On Mon, Jul 11, 2011 at 4:46 PM, Erik Rose <erik(a)mozilla.com> wrote:
Say, while everybody's trying to figure out a
formal grammar, have you had
a look at Ward Cunningham's exploratory parsing kit? He gave me a demo at
OSBridge, and it's a really handy tool. Basically, it's a web app with an
asynchronous C backend. You paste a tentative PEG grammar into a textarea,
and it runs through whatever corpus you want, showing you representative
instances of how it does or does not match.

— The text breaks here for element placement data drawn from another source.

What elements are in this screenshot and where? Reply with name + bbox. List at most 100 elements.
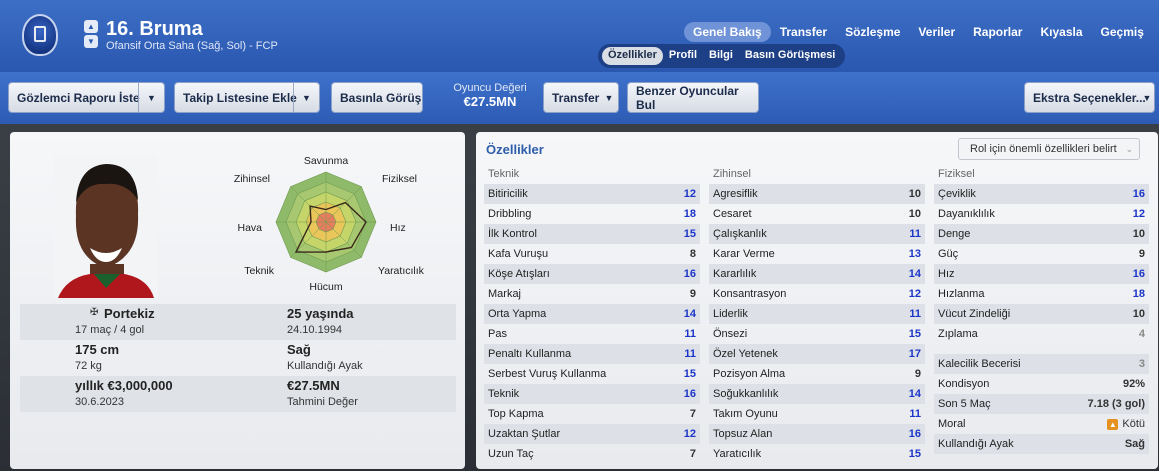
attribute-value: 12 bbox=[908, 288, 921, 300]
attribute-row[interactable]: Hız 16 bbox=[934, 264, 1149, 284]
nation-name[interactable]: Portekiz bbox=[104, 306, 155, 321]
attribute-row[interactable]: Vücut Zindeliği 10 bbox=[934, 304, 1149, 324]
subtab-info[interactable]: Bilgi bbox=[703, 47, 739, 65]
attribute-row[interactable]: Serbest Vuruş Kullanma 15 bbox=[484, 364, 700, 384]
attribute-value: 92% bbox=[1122, 378, 1145, 390]
attribute-row[interactable]: Zıplama 4 bbox=[934, 324, 1149, 344]
height-value: 175 cm bbox=[75, 342, 120, 357]
attribute-row[interactable]: Dayanıklılık 12 bbox=[934, 204, 1149, 224]
tab-stats[interactable]: Veriler bbox=[909, 22, 964, 42]
next-player-icon[interactable]: ▼ bbox=[84, 35, 98, 48]
attribute-name: Kararlılık bbox=[713, 268, 757, 280]
attribute-row[interactable]: Kararlılık 14 bbox=[709, 264, 925, 284]
attribute-row[interactable]: Markaj 9 bbox=[484, 284, 700, 304]
attribute-row[interactable]: Konsantrasyon 12 bbox=[709, 284, 925, 304]
attribute-name: Soğukkanlılık bbox=[713, 388, 779, 400]
attribute-row[interactable]: Pozisyon Alma 9 bbox=[709, 364, 925, 384]
tab-reports[interactable]: Raporlar bbox=[964, 22, 1031, 42]
attribute-row[interactable]: Teknik 16 bbox=[484, 384, 700, 404]
subtab-press[interactable]: Basın Görüşmesi bbox=[739, 47, 841, 65]
tab-compare[interactable]: Kıyasla bbox=[1031, 22, 1091, 42]
attribute-name: Kullandığı Ayak bbox=[938, 438, 1014, 450]
attribute-row[interactable]: Güç 9 bbox=[934, 244, 1149, 264]
transfer-button[interactable]: Transfer ▼ bbox=[543, 82, 619, 113]
physical-header: Fiziksel bbox=[938, 168, 975, 180]
subtab-attributes[interactable]: Özellikler bbox=[602, 47, 663, 65]
attribute-row[interactable]: Agresiflik 10 bbox=[709, 184, 925, 204]
attribute-name: Çalışkanlık bbox=[713, 228, 767, 240]
attribute-row[interactable]: Topsuz Alan 16 bbox=[709, 424, 925, 444]
attribute-row[interactable]: Kafa Vuruşu 8 bbox=[484, 244, 700, 264]
attribute-row[interactable]: Karar Verme 13 bbox=[709, 244, 925, 264]
attribute-row[interactable]: Denge 10 bbox=[934, 224, 1149, 244]
attribute-value: 16 bbox=[1132, 188, 1145, 200]
subtab-profile[interactable]: Profil bbox=[663, 47, 703, 65]
tab-contract[interactable]: Sözleşme bbox=[836, 22, 909, 42]
attribute-row[interactable]: Top Kapma 7 bbox=[484, 404, 700, 424]
attribute-value: 7 bbox=[689, 448, 696, 460]
chevron-down-icon[interactable]: ▼ bbox=[600, 83, 618, 112]
contract-end-date: 30.6.2023 bbox=[75, 396, 124, 408]
attribute-row[interactable]: Uzun Taç 7 bbox=[484, 444, 700, 464]
attribute-row[interactable]: Kondisyon 92% bbox=[934, 374, 1149, 394]
attributes-panel: Özellikler Rol için önemli özellikleri b… bbox=[476, 132, 1158, 469]
attribute-row[interactable]: Bitiricilik 12 bbox=[484, 184, 700, 204]
attribute-name: Dayanıklılık bbox=[938, 208, 995, 220]
attribute-row[interactable]: Liderlik 11 bbox=[709, 304, 925, 324]
attribute-row[interactable]: Dribbling 18 bbox=[484, 204, 700, 224]
mental-header: Zihinsel bbox=[713, 168, 751, 180]
attribute-row[interactable]: Kullandığı Ayak Sağ bbox=[934, 434, 1149, 454]
estimated-value-label: Tahmini Değer bbox=[287, 396, 358, 408]
radar-label: Teknik bbox=[244, 265, 275, 277]
extra-options-button[interactable]: Ekstra Seçenekler... ▼ bbox=[1024, 82, 1155, 113]
attribute-row[interactable]: Orta Yapma 14 bbox=[484, 304, 700, 324]
role-attributes-dropdown[interactable]: Rol için önemli özellikleri belirt ⌄ bbox=[958, 138, 1140, 160]
attribute-name: Konsantrasyon bbox=[713, 288, 787, 300]
attribute-name: Özel Yetenek bbox=[713, 348, 778, 360]
tab-transfer[interactable]: Transfer bbox=[771, 22, 836, 42]
attribute-name: Serbest Vuruş Kullanma bbox=[488, 368, 607, 380]
attribute-row[interactable]: Kalecilik Becerisi 3 bbox=[934, 354, 1149, 374]
attribute-row[interactable]: Önsezi 15 bbox=[709, 324, 925, 344]
attribute-row[interactable]: Moral ▲ Kötü bbox=[934, 414, 1149, 434]
attribute-row[interactable]: Cesaret 10 bbox=[709, 204, 925, 224]
press-button[interactable]: Basınla Görüş bbox=[331, 82, 423, 113]
attribute-value: 7 bbox=[689, 408, 696, 420]
attribute-row[interactable]: Özel Yetenek 17 bbox=[709, 344, 925, 364]
attribute-row[interactable]: İlk Kontrol 15 bbox=[484, 224, 700, 244]
attribute-row[interactable]: Son 5 Maç 7.18 (3 gol) bbox=[934, 394, 1149, 414]
attribute-row[interactable]: Yaratıcılık 15 bbox=[709, 444, 925, 464]
technical-header: Teknik bbox=[488, 168, 520, 180]
attribute-value: 13 bbox=[908, 248, 921, 260]
attribute-row[interactable]: Pas 11 bbox=[484, 324, 700, 344]
attribute-row[interactable]: Uzaktan Şutlar 12 bbox=[484, 424, 700, 444]
player-position: Ofansif Orta Saha (Sağ, Sol) - FCP bbox=[106, 40, 278, 52]
attribute-row[interactable]: Penaltı Kullanma 11 bbox=[484, 344, 700, 364]
attribute-row[interactable]: Soğukkanlılık 14 bbox=[709, 384, 925, 404]
attribute-name: Pas bbox=[488, 328, 507, 340]
shortlist-button[interactable]: Takip Listesine Ekle ▼ bbox=[174, 82, 320, 113]
wage-value: yıllık €3,000,000 bbox=[75, 378, 173, 393]
chevron-down-icon[interactable]: ▼ bbox=[1140, 83, 1154, 112]
player-value-amount: €27.5MN bbox=[463, 94, 517, 109]
attribute-value: 10 bbox=[908, 188, 921, 200]
attribute-row[interactable]: Takım Oyunu 11 bbox=[709, 404, 925, 424]
tab-history[interactable]: Geçmiş bbox=[1092, 22, 1153, 42]
scout-report-button[interactable]: Gözlemci Raporu İste ▼ bbox=[8, 82, 165, 113]
attribute-row[interactable]: Çeviklik 16 bbox=[934, 184, 1149, 204]
chevron-down-icon[interactable]: ▼ bbox=[293, 83, 319, 112]
attribute-row[interactable]: Hızlanma 18 bbox=[934, 284, 1149, 304]
attribute-name: Hızlanma bbox=[938, 288, 985, 300]
attribute-name: Cesaret bbox=[713, 208, 752, 220]
attribute-row[interactable]: Çalışkanlık 11 bbox=[709, 224, 925, 244]
similar-players-button[interactable]: Benzer Oyuncular Bul bbox=[627, 82, 759, 113]
radar-label: Hız bbox=[390, 222, 406, 234]
tab-overview[interactable]: Genel Bakış bbox=[684, 22, 771, 42]
previous-player-icon[interactable]: ▲ bbox=[84, 20, 98, 33]
attribute-row[interactable]: Köşe Atışları 16 bbox=[484, 264, 700, 284]
transfer-label: Transfer bbox=[552, 90, 600, 105]
attribute-name: Kondisyon bbox=[938, 378, 990, 390]
attribute-name: Hız bbox=[938, 268, 955, 280]
international-caps: 17 maç / 4 gol bbox=[75, 324, 145, 336]
chevron-down-icon[interactable]: ▼ bbox=[138, 83, 164, 112]
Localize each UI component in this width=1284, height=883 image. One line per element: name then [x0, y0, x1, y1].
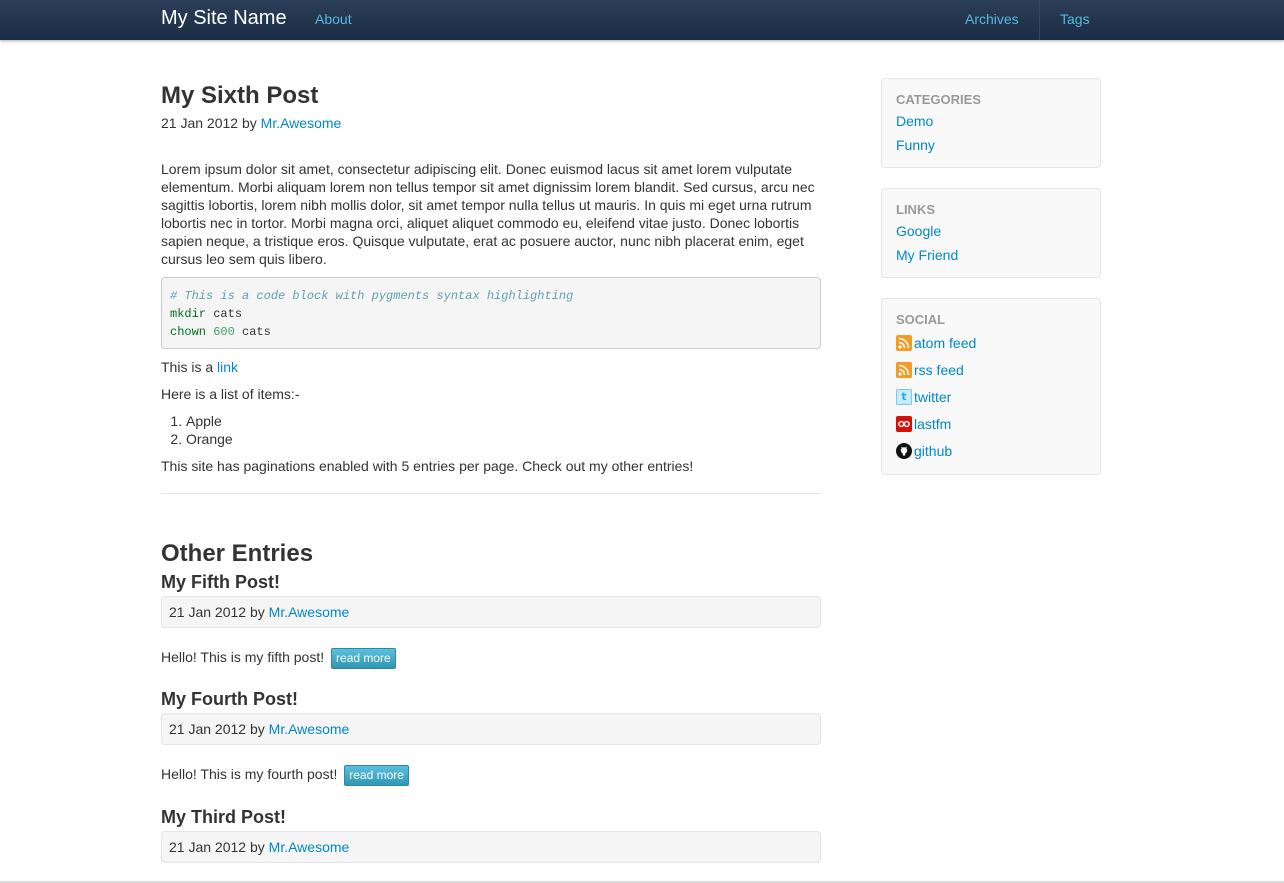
inline-link[interactable]: link: [217, 359, 238, 375]
categories-header: Categories: [896, 92, 981, 107]
social-item-twitter: t twitter: [896, 383, 1086, 410]
entry-summary-text: Hello! This is my fifth post!: [161, 649, 325, 665]
category-link-demo[interactable]: Demo: [896, 109, 1086, 133]
post-author-link[interactable]: Mr.Awesome: [261, 115, 342, 131]
code-argument: cats: [234, 325, 271, 339]
social-link-twitter[interactable]: twitter: [914, 389, 951, 405]
main-content: My Sixth Post 21 Jan 2012 by Mr.Awesome …: [161, 80, 821, 863]
read-more-button[interactable]: read more: [331, 647, 396, 669]
links-panel: Links Google My Friend: [881, 188, 1101, 278]
entry-title: My Third Post!: [161, 805, 821, 829]
entry-author-link[interactable]: Mr.Awesome: [269, 839, 350, 855]
code-line: chown 600 cats: [170, 323, 812, 341]
post-title: My Sixth Post: [161, 82, 319, 109]
social-item-atom: atom feed: [896, 329, 1086, 356]
entry-item: My Fourth Post! 21 Jan 2012 by Mr.Awesom…: [161, 687, 821, 786]
list-item: Orange: [186, 430, 821, 448]
entry-meta: 21 Jan 2012 by Mr.Awesome: [161, 596, 821, 628]
entry-item: My Third Post! 21 Jan 2012 by Mr.Awesome: [161, 805, 821, 863]
site-brand-link[interactable]: My Site Name: [161, 7, 287, 30]
entry-meta: 21 Jan 2012 by Mr.Awesome: [161, 712, 821, 745]
entry-title-link[interactable]: My Fourth Post!: [161, 689, 298, 709]
entry-by: by: [249, 720, 265, 737]
social-link-lastfm[interactable]: lastfm: [914, 416, 951, 432]
read-more-button[interactable]: read more: [344, 764, 409, 786]
rss-feed-icon: [896, 361, 912, 378]
divider: [161, 493, 821, 494]
entry-by: by: [249, 838, 265, 855]
entry-summary-text: Hello! This is my fourth post!: [161, 765, 338, 782]
other-entries-heading: Other Entries: [161, 540, 314, 567]
post-date: 21 Jan 2012: [161, 115, 239, 131]
post-by: by: [241, 115, 257, 131]
code-argument: cats: [206, 307, 243, 321]
github-icon: [896, 442, 912, 459]
code-block: # This is a code block with pygments syn…: [161, 277, 821, 349]
pagination-note: This site has paginations enabled with 5…: [161, 458, 694, 474]
social-item-rss: rss feed: [896, 356, 1086, 383]
item-list: Apple Orange: [161, 412, 821, 448]
link-prefix: This is a: [161, 359, 218, 375]
social-panel: Social atom feed rss feed t twitter last…: [881, 298, 1101, 475]
entry-date: 21 Jan 2012: [169, 604, 247, 620]
nav-link-archives[interactable]: Archives: [965, 11, 1019, 27]
nav-divider: [1039, 0, 1040, 40]
entry-author-link[interactable]: Mr.Awesome: [269, 721, 350, 737]
social-link-rss[interactable]: rss feed: [914, 362, 964, 378]
link-my-friend[interactable]: My Friend: [896, 243, 1086, 267]
post-byline: 21 Jan 2012 by Mr.Awesome: [161, 113, 821, 133]
social-item-lastfm: lastfm: [896, 410, 1086, 437]
entry-title-link[interactable]: My Fifth Post!: [161, 572, 280, 592]
lastfm-icon: [896, 415, 912, 432]
entry-title: My Fifth Post!: [161, 570, 821, 594]
top-navbar: My Site Name About Archives Tags: [0, 0, 1284, 40]
social-link-atom[interactable]: atom feed: [914, 335, 976, 351]
list-intro: Here is a list of items:-: [161, 386, 300, 402]
entry-summary: Hello! This is my fifth post! read more: [161, 647, 821, 669]
category-link-funny[interactable]: Funny: [896, 133, 1086, 157]
nav-link-tags[interactable]: Tags: [1060, 11, 1090, 27]
categories-panel: Categories Demo Funny: [881, 78, 1101, 168]
social-header: Social: [896, 312, 946, 327]
code-comment: # This is a code block with pygments syn…: [170, 289, 574, 303]
links-header: Links: [896, 202, 935, 217]
entry-by: by: [249, 604, 265, 620]
post-body: Lorem ipsum dolor sit amet, consectetur …: [161, 161, 815, 267]
code-command: mkdir: [170, 307, 207, 321]
link-google[interactable]: Google: [896, 219, 1086, 243]
code-line: mkdir cats: [170, 305, 812, 323]
entry-item: My Fifth Post! 21 Jan 2012 by Mr.Awesome…: [161, 570, 821, 669]
code-command: chown: [170, 325, 207, 339]
entry-date: 21 Jan 2012: [169, 838, 247, 855]
link-paragraph: This is a link: [161, 358, 821, 376]
code-number: 600: [213, 325, 235, 339]
entry-title: My Fourth Post!: [161, 687, 821, 711]
post: My Sixth Post 21 Jan 2012 by Mr.Awesome …: [161, 80, 821, 494]
social-link-github[interactable]: github: [914, 443, 952, 459]
twitter-icon: t: [896, 388, 912, 405]
entry-summary: Hello! This is my fourth post! read more: [161, 764, 821, 786]
social-item-github: github: [896, 437, 1086, 464]
entry-meta: 21 Jan 2012 by Mr.Awesome: [161, 830, 821, 863]
nav-link-about[interactable]: About: [315, 11, 352, 27]
entry-author-link[interactable]: Mr.Awesome: [269, 604, 350, 620]
entry-title-link[interactable]: My Third Post!: [161, 807, 286, 827]
atom-feed-icon: [896, 334, 912, 351]
entry-date: 21 Jan 2012: [169, 720, 247, 737]
list-item: Apple: [186, 412, 821, 430]
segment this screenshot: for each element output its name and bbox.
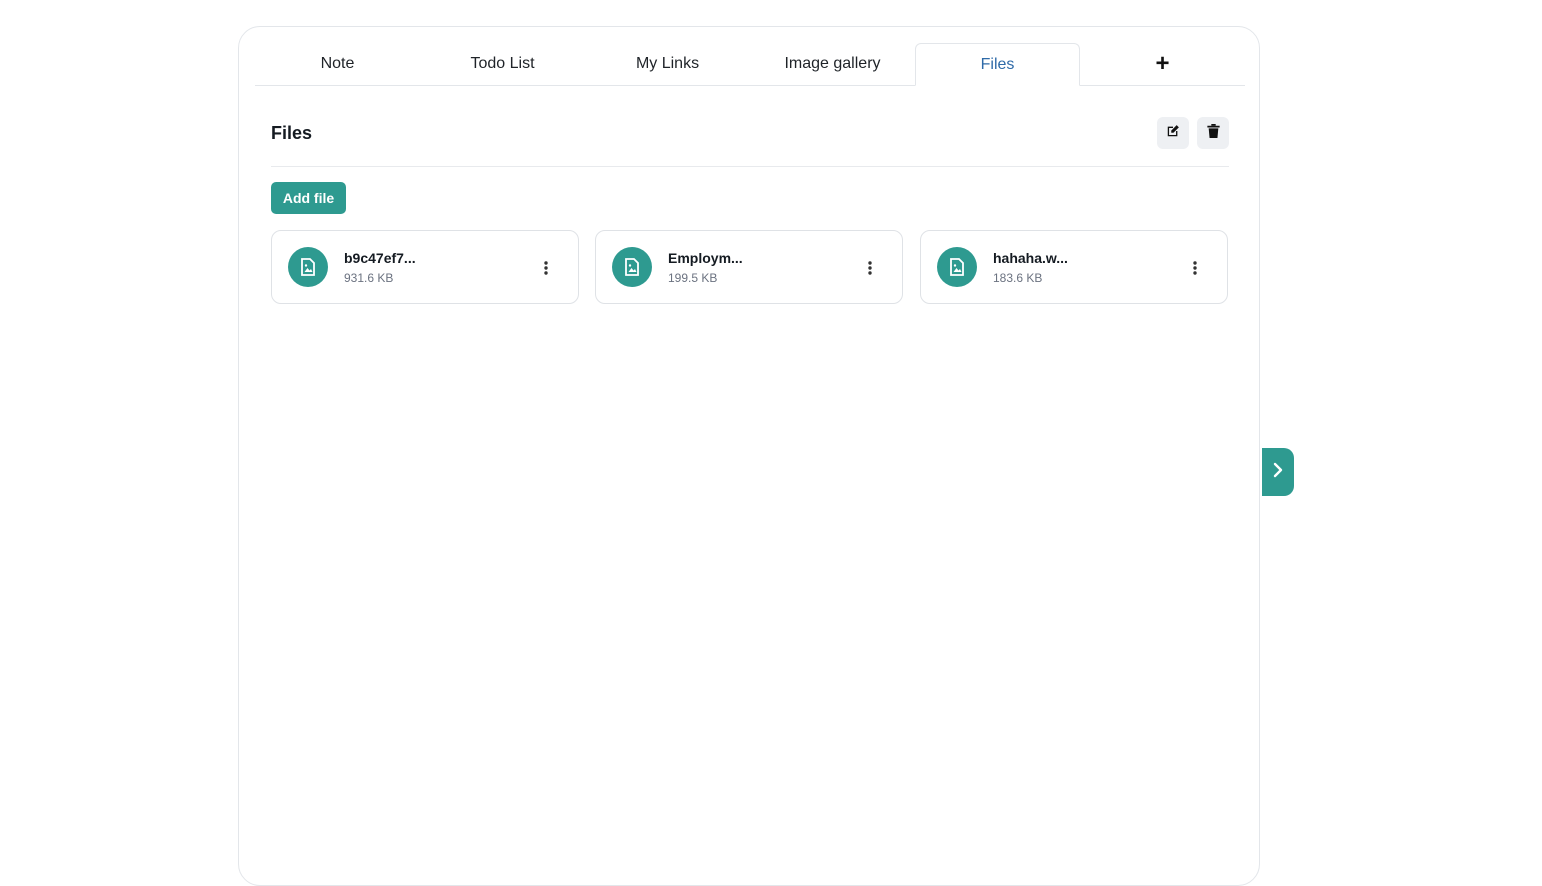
tab-bar: Note Todo List My Links Image gallery Fi… <box>255 43 1245 86</box>
file-size: 199.5 KB <box>668 271 718 285</box>
image-file-icon <box>288 247 328 287</box>
add-tab-button[interactable]: + <box>1080 43 1245 85</box>
edit-icon <box>1166 124 1180 143</box>
sidebar-toggle-button[interactable] <box>1262 448 1294 496</box>
file-card[interactable]: Employm... 199.5 KB <box>595 230 903 304</box>
file-name: Employm... <box>668 250 743 266</box>
section-title: Files <box>271 123 313 143</box>
section-header: Files <box>271 116 1229 167</box>
delete-button[interactable] <box>1197 117 1229 149</box>
chevron-right-icon <box>1273 462 1283 483</box>
tab-note[interactable]: Note <box>255 43 420 85</box>
more-options-icon[interactable] <box>1183 256 1207 280</box>
trash-icon <box>1206 123 1220 143</box>
tab-todo-list[interactable]: Todo List <box>420 43 585 85</box>
image-file-icon <box>937 247 977 287</box>
file-size: 931.6 KB <box>344 271 394 285</box>
more-options-icon[interactable] <box>858 256 882 280</box>
edit-button[interactable] <box>1157 117 1189 149</box>
tab-image-gallery[interactable]: Image gallery <box>750 43 915 85</box>
more-options-icon[interactable] <box>534 256 558 280</box>
tab-my-links[interactable]: My Links <box>585 43 750 85</box>
tab-files[interactable]: Files <box>915 43 1080 86</box>
file-card[interactable]: b9c47ef7... 931.6 KB <box>271 230 579 304</box>
image-file-icon <box>612 247 652 287</box>
file-size: 183.6 KB <box>993 271 1043 285</box>
file-name: b9c47ef7... <box>344 250 416 266</box>
file-card[interactable]: hahaha.w... 183.6 KB <box>920 230 1228 304</box>
add-file-button[interactable]: Add file <box>271 182 346 214</box>
widget-panel: Note Todo List My Links Image gallery Fi… <box>238 26 1260 886</box>
file-name: hahaha.w... <box>993 250 1068 266</box>
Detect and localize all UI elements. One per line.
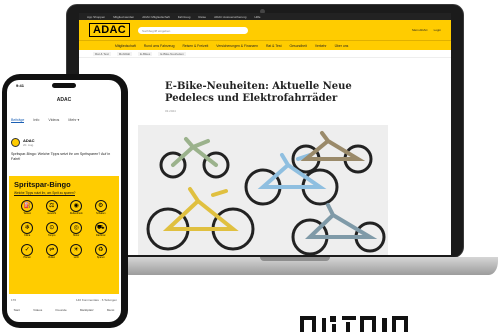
topbar-link[interactable]: ADAC Autoversicherung: [214, 15, 246, 19]
bingo-cell-label: Schalten: [96, 212, 106, 215]
status-time: 9:41: [16, 83, 25, 88]
bingo-cell[interactable]: ⚙ Schalten: [89, 200, 114, 218]
bingo-tip-icon: ❄: [21, 222, 34, 234]
my-adac-link[interactable]: Mein ADAC: [412, 28, 428, 32]
breadcrumb-item[interactable]: Mobilität: [116, 51, 132, 56]
topbar-link[interactable]: App Shoppen: [87, 15, 105, 19]
bingo-subtitle: Welche Tipps nutzt ihr, um Sprit zu spar…: [14, 191, 76, 196]
bingo-cell[interactable]: ✓ Planen: [15, 244, 40, 262]
bingo-tip-icon: ⇌: [45, 244, 58, 256]
article-title: E-Bike-Neuheiten: Aktuelle Neue Pedelecs…: [165, 81, 352, 104]
article-date: 03.2024: [165, 109, 176, 113]
topbar-link[interactable]: Fahrzeug: [178, 15, 191, 19]
reactions-count[interactable]: 176: [11, 298, 16, 302]
bingo-tip-icon: ◎: [70, 222, 83, 234]
bingo-cell-label: Sparen: [96, 256, 105, 259]
bingo-cell[interactable]: ⇌ Rollen: [40, 244, 65, 262]
bingo-tip-icon: ♻: [94, 244, 107, 256]
bottom-nav-item[interactable]: Freunde: [55, 308, 66, 312]
ebike-hero-image: [138, 125, 388, 255]
laptop-notch: [260, 257, 330, 261]
post-author: ADAC 20. Aug.: [11, 138, 35, 147]
bingo-cell-label: Motor: [73, 234, 80, 237]
page-tabs: Beiträge Info Videos Mehr ▾: [11, 118, 79, 123]
nav-item[interactable]: Mitgliedschaft: [115, 44, 136, 48]
bingo-tip-icon: ⛟: [94, 222, 107, 234]
bingo-tip-icon: ☀: [70, 244, 83, 256]
main-nav: Mitgliedschaft Rund ums Fahrzeug Reisen …: [79, 40, 451, 50]
adac-logo[interactable]: ADAC: [89, 23, 130, 37]
bingo-tip-icon: ✓: [21, 244, 34, 256]
breadcrumb-item[interactable]: Rat & Test: [93, 51, 111, 56]
bingo-cell[interactable]: ⊙ Tempo: [40, 222, 65, 240]
bingo-tip-icon: ⛽: [21, 200, 34, 212]
breadcrumb-item[interactable]: E-Bike-Neuheiten: [158, 51, 186, 56]
bingo-cell-label: Tempo: [48, 234, 56, 237]
laptop-screen: App Shoppen Mitglied werden ADAC Mitglie…: [79, 13, 451, 255]
topbar-link[interactable]: Reise: [198, 15, 206, 19]
bottom-nav-item[interactable]: Start: [14, 308, 20, 312]
bingo-cell[interactable]: ◎ Motor: [64, 222, 89, 240]
post-text: Spritspar-Bingo: Welche Tipps setzt ihr …: [11, 152, 111, 161]
nav-item[interactable]: Verkehr: [315, 44, 327, 48]
phone-nav-title: ADAC: [56, 97, 72, 103]
nav-item[interactable]: Rat & Test: [266, 44, 282, 48]
bingo-tip-icon: ⚙: [94, 200, 107, 212]
nav-item[interactable]: Gesundheit: [290, 44, 307, 48]
nav-item[interactable]: Reisen & Freizeit: [182, 44, 208, 48]
ebikes-illustration: [146, 131, 386, 255]
topbar-link[interactable]: ADAC Mitgliedschaft: [142, 15, 170, 19]
header-util: Mein ADAC Login: [412, 28, 441, 32]
bingo-cell[interactable]: ⚖ Gewicht: [40, 200, 65, 218]
bingo-cell[interactable]: ❄ Klima: [15, 222, 40, 240]
post-stats: 176 140 Kommentare · 6 Teilungen: [11, 298, 117, 302]
bottom-nav-item[interactable]: Menü: [107, 308, 115, 312]
bottom-nav-item[interactable]: Videos: [33, 308, 42, 312]
nav-item[interactable]: Versicherungen & Finanzen: [216, 44, 258, 48]
breadcrumb-item[interactable]: E-Bikes: [137, 51, 153, 56]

He was running it against the
full English Wikipedia on his laptop, and it took only half an hour or
something—with results coming in as they were generated, of course.
Using that, they made a PEG-and-then-some
implementation of MW syntax that
parses darn near all of Wikipedia:
https://github.com/AboutUs/kiwi/blob/master/src/syntax.leg. (I call it
"PEG-and-then-some" because it does have a lot of callbacks which might
interlock with and affect the rule matching—not sure.)
It is indeed dang impressive -- I expect to be stealing at least some of
those grammar rules. :)
We are however producing a different sort of intermediate structure rather
than going straight to HTML output, so things won't be an exact match
(especially where we do template stuff).
-- brion